Мадар достает телефон.

– Ты нарушаешь судебный запрет на контакты. – Она набирает номер, и ее каска поблескивает на солнце. – Не надейся, что я об этом не доложу.

– С ума сошла? – кричит падар, воздевая руки. – Я всего лишь хочу поговорить с дочерью!

В голове пульсирует боль. Прохожу мимо мадар. Пора изображать миротворца.

– Прекратите. Сегодня его очередь забирать меня.

В их постоянном перетягивании я играю роль каната. Нити, что удерживает их вместе, когда хочется разбежаться. Я машинально обнимаю мадар на прощание и надеваю свои боевые доспехи, маску, которую никогда не теряю – не могу себе позволить. Мадар держит меня в объятиях на миг дольше положенного, но я от этого не в восторге.

Я бы все объятия на свете отдала за то, чтобы отмотать время обратно, в ту пору, где мы еще не расстались, в те дни, когда мы жили под вечно сияющим солнцем, туда, где не бывает ссор.
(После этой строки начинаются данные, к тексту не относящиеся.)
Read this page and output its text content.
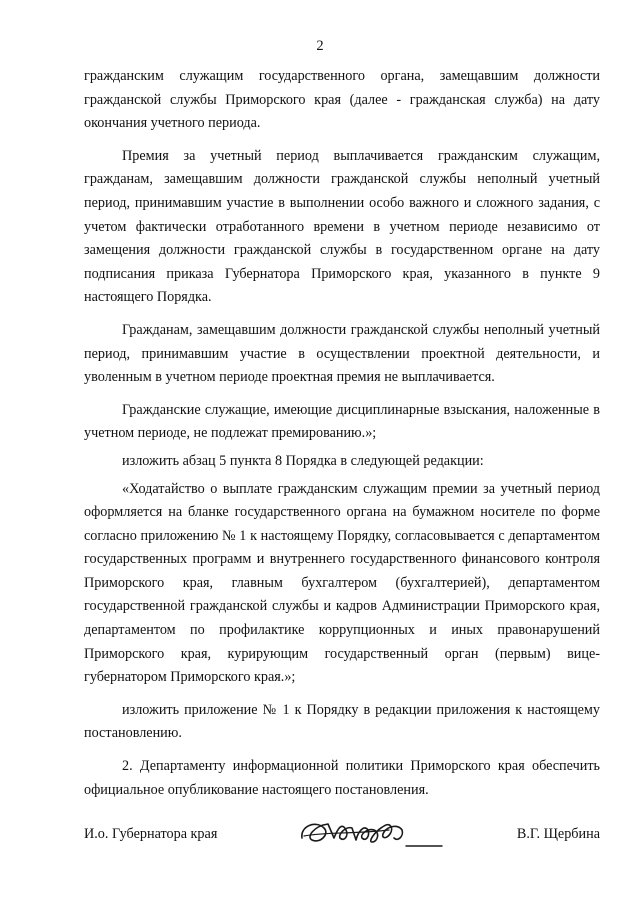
2

гражданским служащим государственного органа, замещавшим должности гражданской службы Приморского края (далее - гражданская служба) на дату окончания учетного периода.

Премия за учетный период выплачивается гражданским служащим, гражданам, замещавшим должности гражданской службы неполный учетный период, принимавшим участие в выполнении особо важного и сложного задания, с учетом фактически отработанного времени в учетном периоде независимо от замещения должности гражданской службы в государственном органе на дату подписания приказа Губернатора Приморского края, указанного в пункте 9 настоящего Порядка.

Гражданам, замещавшим должности гражданской службы неполный учетный период, принимавшим участие в осуществлении проектной деятельности, и уволенным в учетном периоде проектная премия не выплачивается.

Гражданские служащие, имеющие дисциплинарные взыскания, наложенные в учетном периоде, не подлежат премированию.»;

изложить абзац 5 пункта 8 Порядка в следующей редакции:

«Ходатайство о выплате гражданским служащим премии за учетный период оформляется на бланке государственного органа на бумажном носителе по форме согласно приложению № 1 к настоящему Порядку, согласовывается с департаментом государственных программ и внутреннего государственного финансового контроля Приморского края, главным бухгалтером (бухгалтерией), департаментом государственной гражданской службы и кадров Администрации Приморского края, департаментом по профилактике коррупционных и иных правонарушений Приморского края, курирующим государственный орган (первым) вице-губернатором Приморского края.»;

изложить приложение № 1 к Порядку в редакции приложения к настоящему постановлению.

2. Департаменту информационной политики Приморского края обеспечить официальное опубликование настоящего постановления.

И.о. Губернатора края	В.Г. Щербина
– До встречи через пару дней. – Она целует меня в лоб, и я смотрю куда угодно, только не на нее.

Коротко машу на прощание и шагаю к падару. Под ногами хрустит гравий. Срываю маску Сэма и бросаю наземь.

Прямиком иду мимо падара.

– И это все твое приветствие? – Его пальцы подергиваются, словно он хочет остановить меня, но понимает, что нельзя. – Уже несколько дней пытаюсь с тобой связаться.

– Угу, да. Вот и я. – Воображаю, как ярко блестят на летнем солнышке мои доспехи, и бросаю последний взгляд на дом. Пальцы еще быстрее перебирают бусины на запястье. Все должно быть не так. И родители не должны еще больше отдаляться друг от друга.

«Не думай об этом», – проскальзывает мне в ухо тихий голос.

Но вместо этого я обвожу взглядом запыленные окна, тьму, которая выглядывает сквозь потрепанные занавески. Хочу, чтобы снова мелькнули прямые черные волосы, блеснули золото и сапфир. Нащупываю фотографию биби, надежно спрятанную в чехол телефона.

– Поехали. – Падар сигналит. Захлопывает свою дверь.

Я бросаю еще один взгляд на дом и шепчу окнам: «Расскажи, что ты чувствуешь». Там никого нет. Но мне хочется, чтобы были.

И призраки для меня важнее папиного гнева.